Rigidity for sticky disks

TL;DR

This paper investigates the rigidity and contact properties of disk packings with generic radii, establishing maximum contact counts and conditions for rigidity, and applies these findings to jamming problems.

Contribution

It provides a new upper bound on the number of contacts in disk packings and characterizes when such packings are rigid, using a novel manifold approach.

Findings

Maximum of 2n-3 contacts in packings with n disks

Rigidity occurs if and only if the contact count is exactly 2n-3

The space of packings with fixed contact graph is a smooth manifold

Abstract

We study the combinatorial and rigidity properties of disk packings with generic radii. We show that a packing of $n$ disks in the plane with generic radii cannot have more than $2n-3$ pairs of disks in contact. The allowed motions of a packing preserve the disjointness of the disk interiors and tangency between pairs already in contact (modeling a collection of sticky disks).
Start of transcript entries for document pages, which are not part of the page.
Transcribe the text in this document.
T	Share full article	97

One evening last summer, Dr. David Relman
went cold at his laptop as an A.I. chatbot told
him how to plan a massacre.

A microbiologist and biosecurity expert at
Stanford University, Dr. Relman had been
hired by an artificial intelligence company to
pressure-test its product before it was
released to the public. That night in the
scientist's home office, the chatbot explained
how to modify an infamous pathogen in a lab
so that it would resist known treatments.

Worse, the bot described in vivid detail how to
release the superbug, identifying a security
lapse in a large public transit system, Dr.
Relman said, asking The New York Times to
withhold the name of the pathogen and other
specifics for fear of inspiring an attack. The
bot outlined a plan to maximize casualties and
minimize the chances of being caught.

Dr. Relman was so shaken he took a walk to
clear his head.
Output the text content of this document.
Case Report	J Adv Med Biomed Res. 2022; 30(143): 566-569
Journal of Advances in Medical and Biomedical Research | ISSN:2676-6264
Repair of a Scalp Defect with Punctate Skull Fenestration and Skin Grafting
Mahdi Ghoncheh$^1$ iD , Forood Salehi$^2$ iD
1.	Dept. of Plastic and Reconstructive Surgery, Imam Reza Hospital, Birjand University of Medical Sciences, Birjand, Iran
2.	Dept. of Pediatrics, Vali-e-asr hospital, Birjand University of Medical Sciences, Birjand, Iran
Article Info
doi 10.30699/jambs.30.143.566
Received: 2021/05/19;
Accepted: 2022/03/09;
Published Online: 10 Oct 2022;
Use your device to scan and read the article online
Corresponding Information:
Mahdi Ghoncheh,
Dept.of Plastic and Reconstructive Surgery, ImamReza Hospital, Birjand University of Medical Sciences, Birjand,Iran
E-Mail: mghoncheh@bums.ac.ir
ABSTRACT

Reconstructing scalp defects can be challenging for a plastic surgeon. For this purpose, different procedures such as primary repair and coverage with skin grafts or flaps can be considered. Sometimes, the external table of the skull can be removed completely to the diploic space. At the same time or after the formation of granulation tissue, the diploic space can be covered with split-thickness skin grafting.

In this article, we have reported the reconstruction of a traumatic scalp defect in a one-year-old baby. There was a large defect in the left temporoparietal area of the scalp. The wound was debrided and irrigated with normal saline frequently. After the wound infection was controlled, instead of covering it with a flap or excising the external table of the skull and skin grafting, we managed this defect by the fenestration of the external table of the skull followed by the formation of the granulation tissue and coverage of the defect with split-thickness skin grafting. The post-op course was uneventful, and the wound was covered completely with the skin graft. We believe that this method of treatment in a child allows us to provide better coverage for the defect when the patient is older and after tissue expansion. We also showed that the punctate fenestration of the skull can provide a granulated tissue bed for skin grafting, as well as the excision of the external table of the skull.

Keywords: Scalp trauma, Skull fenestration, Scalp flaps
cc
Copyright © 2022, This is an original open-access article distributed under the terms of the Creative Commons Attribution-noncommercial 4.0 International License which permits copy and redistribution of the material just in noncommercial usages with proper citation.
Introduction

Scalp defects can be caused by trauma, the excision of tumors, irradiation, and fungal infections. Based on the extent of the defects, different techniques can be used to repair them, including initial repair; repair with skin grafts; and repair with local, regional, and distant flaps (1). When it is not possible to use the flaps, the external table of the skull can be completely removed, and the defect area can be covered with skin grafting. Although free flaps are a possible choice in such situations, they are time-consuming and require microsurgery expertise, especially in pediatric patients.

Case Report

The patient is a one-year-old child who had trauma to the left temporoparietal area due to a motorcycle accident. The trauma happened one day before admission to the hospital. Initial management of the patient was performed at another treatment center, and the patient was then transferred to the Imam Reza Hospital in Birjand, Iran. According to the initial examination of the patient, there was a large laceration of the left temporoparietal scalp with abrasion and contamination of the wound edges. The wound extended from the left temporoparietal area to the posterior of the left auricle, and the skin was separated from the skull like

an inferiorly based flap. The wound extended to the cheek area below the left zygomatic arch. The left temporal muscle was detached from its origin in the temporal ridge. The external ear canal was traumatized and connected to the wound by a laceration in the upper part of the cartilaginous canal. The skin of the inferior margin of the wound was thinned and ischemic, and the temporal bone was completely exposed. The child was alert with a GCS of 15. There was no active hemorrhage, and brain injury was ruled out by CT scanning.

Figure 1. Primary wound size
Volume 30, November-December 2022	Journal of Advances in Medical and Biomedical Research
We show that if a packing has generic radii, then the allowed motions are all rigid body motions if and only if the packing has exactly $2n-3$ contacts. Our approach is to study the space of packings with a fixed contact graph. The main technical step is to show that this space is a smooth manifold, which is done via a connection to the Cauchy-Alexandrov stress lemma. Our methods also apply to jamming problems, in which contacts are allowed to break during a motion. We give a simple proof of a finite variant of a recent result of Connelly, et al. on the number of contacts in a jammed packing of disks with generic radii.